I have several posts written, queued up, and ready to go, but they don't feel right (and while some are serious, there's also a contest I need to prep up and get ready and some lighthearted things) so I let them out and then I save them as drafts.
Instead, I will tell you how my heart has grown over the past few weeks.
This is definitely the summer of changes for my girl. Of course, along with leaps and milestones and inchstones come tantrums and behaviors and acting out. There are setbacks. There are problems. It's true.
BUT.
Potty training/learning/teaching/whatever is coming along very well. She has her off days, she has accidents, but she is doing so well that I think we really will be able to send her to pre-K without Pull Ups. Over the weekend, when we were at a friend's house, she didn't have any accidents, told me she needed to go every time, and just did wonderfully. Last week she even was willing to go in a public bathroom (she is usually pretty freaked out by those, though she insists on me taking her to every single bathroom in the known universe, often just so she can say "No" and we can walk back out).
We had an AAC evaluation that went so well that my whole "I don't want to get my hopes up" business went right out the window. I am VERY VERY excited about this new phase for her. She so desperately wants to communicate and talk. Tonight she talked to me steadily for about 2 solid minutes, and it sounded just like a foreign language that I'd simply never learned. It had cadence and inflection and she was very deliberate. I encouraged it, and I responded to it. And some of her words are becoming clearer (and she says "Cool!" and what I'm pretty sure - because she's said it too many times for the syllables to be random - is "I did!" when I ask her to do something/say something that she just did, whether I realized it or not). But with an AAC, she'll be able to really tell us things while we continue to work on her speech. The therapists were amazed at how quickly she figured out how to use the device, kept saying "she's so smart! she's picking it up so fast!" over and over. It made me so proud, and I choked up a bit when she started asking for her turn and their turn and more and pretty and bears and.... She's only tried out one device so far - hopefully we'll get to try another one this week or next - but I already kind of know which one I want for her, and her SLP is pushing for that one too. We'll see.

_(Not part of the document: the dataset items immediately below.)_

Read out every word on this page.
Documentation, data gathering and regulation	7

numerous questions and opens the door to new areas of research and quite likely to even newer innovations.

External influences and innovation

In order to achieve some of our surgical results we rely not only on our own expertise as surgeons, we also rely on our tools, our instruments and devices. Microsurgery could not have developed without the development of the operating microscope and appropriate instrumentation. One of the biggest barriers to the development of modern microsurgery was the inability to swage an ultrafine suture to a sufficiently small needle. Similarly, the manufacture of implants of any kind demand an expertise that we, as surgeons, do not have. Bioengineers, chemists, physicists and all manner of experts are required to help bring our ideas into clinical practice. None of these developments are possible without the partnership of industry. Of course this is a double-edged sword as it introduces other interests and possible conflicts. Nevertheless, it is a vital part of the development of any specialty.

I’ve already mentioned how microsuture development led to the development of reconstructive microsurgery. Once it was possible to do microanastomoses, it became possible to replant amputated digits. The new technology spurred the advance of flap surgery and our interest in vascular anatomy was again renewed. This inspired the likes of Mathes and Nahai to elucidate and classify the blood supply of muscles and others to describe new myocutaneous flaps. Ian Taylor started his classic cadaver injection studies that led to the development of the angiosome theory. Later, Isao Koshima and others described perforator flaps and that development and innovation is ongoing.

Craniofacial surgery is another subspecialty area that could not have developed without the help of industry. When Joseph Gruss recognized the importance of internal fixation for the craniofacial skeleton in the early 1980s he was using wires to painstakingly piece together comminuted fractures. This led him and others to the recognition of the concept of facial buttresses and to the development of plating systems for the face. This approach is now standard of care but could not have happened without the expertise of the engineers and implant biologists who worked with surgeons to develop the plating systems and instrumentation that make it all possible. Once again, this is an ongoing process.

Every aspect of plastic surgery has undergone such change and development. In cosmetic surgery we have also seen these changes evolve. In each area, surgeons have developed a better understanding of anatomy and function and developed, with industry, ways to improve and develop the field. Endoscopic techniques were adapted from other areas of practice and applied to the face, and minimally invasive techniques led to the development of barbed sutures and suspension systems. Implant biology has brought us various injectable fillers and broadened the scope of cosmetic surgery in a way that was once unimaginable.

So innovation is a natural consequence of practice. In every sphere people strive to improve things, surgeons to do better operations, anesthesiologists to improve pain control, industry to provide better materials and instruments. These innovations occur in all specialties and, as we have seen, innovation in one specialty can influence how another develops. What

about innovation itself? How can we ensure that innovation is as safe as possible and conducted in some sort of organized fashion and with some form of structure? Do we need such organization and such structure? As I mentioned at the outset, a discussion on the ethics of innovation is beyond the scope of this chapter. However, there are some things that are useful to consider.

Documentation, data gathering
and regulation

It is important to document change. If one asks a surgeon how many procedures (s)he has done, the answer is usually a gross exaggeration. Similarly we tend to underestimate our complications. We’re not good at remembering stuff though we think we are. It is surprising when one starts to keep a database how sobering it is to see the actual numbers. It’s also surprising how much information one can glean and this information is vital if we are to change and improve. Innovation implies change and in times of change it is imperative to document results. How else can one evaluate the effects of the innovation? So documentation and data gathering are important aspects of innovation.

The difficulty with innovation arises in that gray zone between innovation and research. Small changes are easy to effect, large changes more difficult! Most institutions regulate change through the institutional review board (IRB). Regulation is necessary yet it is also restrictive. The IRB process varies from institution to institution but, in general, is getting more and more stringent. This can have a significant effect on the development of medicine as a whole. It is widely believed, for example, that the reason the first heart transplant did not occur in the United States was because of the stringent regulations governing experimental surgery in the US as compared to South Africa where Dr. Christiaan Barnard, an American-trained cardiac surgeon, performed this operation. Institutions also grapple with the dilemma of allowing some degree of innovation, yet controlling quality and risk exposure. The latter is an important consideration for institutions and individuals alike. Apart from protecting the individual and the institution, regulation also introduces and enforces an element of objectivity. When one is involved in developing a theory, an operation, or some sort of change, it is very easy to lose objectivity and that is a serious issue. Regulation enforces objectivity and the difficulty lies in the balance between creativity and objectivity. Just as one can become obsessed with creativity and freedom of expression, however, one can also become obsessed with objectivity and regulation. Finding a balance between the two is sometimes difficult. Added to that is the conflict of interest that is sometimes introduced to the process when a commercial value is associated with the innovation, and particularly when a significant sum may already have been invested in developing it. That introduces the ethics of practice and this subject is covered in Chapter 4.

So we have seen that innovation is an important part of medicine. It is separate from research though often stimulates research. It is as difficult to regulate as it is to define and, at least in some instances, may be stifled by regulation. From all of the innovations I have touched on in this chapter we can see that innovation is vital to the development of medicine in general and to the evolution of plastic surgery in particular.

She has managed to get herself from a downward-facing dog position to standing and STAY STANDING a few times. She's gone from barely being able to even get in that position to bouncing on her hands (as her PT said she would) to getting up but then falling over immediately to STAYING PUT for a few seconds.
A plus B plus C equals amazing progress. She's always moving forward, always doing things. Sometimes, when we're alone, I forget that she has cerebral palsy for a while and she's just my girl, doing what she does. When we're with neurotypical kids, the sadness does creep in - watching her play with a four-year-old girl who runs and jumps and communicates with ease, that gets me down. But then I look at what she is doing and how quickly she is doing it and I catch myself from the fall and I celebrate instead.
She'll be five in about two weeks. Five years of this. I had no idea. But I think five is her year.